Rising amid the ubiquitous and sweeping black Lives Matter protests, it is undeniable to miss the Lakota Sioux protests opposed to President Trump’s misuse of Mount Rushmore as a backdrop for his greatest politician friend debatable activities of the July 3 crusade, slightly disguised as Independence Day celebrations.
In my opinion, Trump’s “celebration” is not practical from a public aptitude perspective. What he said and how he said it is unfair and divisive. I hope we agree that the indigenous peoples of this country have been mistreated through the settlers of European Desmell who shaped and supported the United States.
They were conquered. Conquerors are just for patients in their conquests. Our European ancestors were not except directly to this rule. The Sioux say Mount Rushmore and the Black Hills around them were forcibly expelled in violation of treaty obligations when gold was discovered.
This declaration has some ancient merit, although they are not the first settlers of the region, and their ancestors of the eighteenth century were no kinder to the peoples who displaced than ours. The “noble savage” was not noble noble noble.
However, I cannot blame the Sioux for the green with the envy of using a mountain they sarated for the creation of a monument to four citizens who oppressed Native Americans. Washington was referred to as a “village destroyer” through some indigenous tribes for the army’s first movements that gave it little merit. A man of his time, was not enlightened in his therapy of natives or black slaves.
Jefferson had some wonderful words to mention about the natives. He advocated honorably trinating them. But then he ordered William Henry Harris to withdraw them directly west of White American settlers from Mississippi from possible alliances between Natives and French or British.
Then, in his inaugural address at the time, he indicated that even the spaces west of the Mississippi might not be available to the natives.
The only non-public service in Lincoln’s army was as a member of the defense force that fought Black Hawk, an indigenous leader who had to reclaim the land from birth and unite the American efforts of the Indigenous tribes to get rid of the natives. Lincoln’s next behavior toward the natives was neither soft nor enlightened.
Teddy Roosevelt said: “I’m probably not the most likely to think that the only wise Indians are the dead Indians, but I think nine out of ten are.
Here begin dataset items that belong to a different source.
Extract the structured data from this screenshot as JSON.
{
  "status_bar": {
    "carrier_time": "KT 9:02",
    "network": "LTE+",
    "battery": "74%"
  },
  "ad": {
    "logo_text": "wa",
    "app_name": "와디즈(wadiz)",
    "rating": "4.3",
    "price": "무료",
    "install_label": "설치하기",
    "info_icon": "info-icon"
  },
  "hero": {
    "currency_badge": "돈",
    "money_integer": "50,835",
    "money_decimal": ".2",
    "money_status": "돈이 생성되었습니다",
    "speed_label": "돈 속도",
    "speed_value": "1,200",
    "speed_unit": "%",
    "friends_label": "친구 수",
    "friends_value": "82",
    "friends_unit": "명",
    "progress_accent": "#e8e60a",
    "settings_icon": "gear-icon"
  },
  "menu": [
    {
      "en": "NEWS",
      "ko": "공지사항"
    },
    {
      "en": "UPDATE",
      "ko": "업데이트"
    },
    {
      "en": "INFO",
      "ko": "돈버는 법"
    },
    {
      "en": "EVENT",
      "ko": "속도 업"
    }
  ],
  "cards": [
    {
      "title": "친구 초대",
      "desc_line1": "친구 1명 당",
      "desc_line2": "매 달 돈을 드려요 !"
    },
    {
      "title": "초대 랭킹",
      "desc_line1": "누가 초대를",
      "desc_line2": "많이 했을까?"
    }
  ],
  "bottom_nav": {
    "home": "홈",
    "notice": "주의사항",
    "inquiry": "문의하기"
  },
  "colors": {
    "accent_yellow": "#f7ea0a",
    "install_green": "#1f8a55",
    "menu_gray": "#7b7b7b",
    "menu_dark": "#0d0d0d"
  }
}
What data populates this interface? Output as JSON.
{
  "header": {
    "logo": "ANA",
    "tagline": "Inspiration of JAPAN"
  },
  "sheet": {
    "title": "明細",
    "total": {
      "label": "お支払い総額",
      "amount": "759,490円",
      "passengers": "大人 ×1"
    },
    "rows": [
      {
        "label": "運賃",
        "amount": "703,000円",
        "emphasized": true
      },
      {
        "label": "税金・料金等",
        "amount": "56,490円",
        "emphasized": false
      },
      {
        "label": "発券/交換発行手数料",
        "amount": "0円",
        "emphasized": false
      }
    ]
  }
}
And I don’t ask too much about the case of the tenth.”
Sioux protesters are right to bring this discordant feature of our heritage forcefully to our attention. While our courts and our Congress have done somewhat more to acknowledge and atone for historical wrongs done to native tribes than to remedy the wrongs done by Black slavery, our desecration of native religious and cultural sites remains a problem that needs serious attention.
Having said that, I hope to honor and appreciate the very genuine virtues and achievements of these former citizens despite the f-legislation in their behaviour that derives from the giant component of the old spirit in which they lived.
Looking back, I see my own shameful attitudes toward black Americans and the LBGTQ community. We will have not to forget the “rays” in our own eyes when we judge the old characters of the “motas” that we see in their eyes.
Reference sources: 1. https://bit.ly/2Z6JGTR; 2. https://bit.ly/3f8ytHT; 3. https://bit.ly/3fl3cC1; 4. https://bit.ly/2VPZloH; and five. https://bit.ly/2O5ApoY.
Gregory H is a Richboro resident and board member of The Intelligencer/Bucks County Courier Times.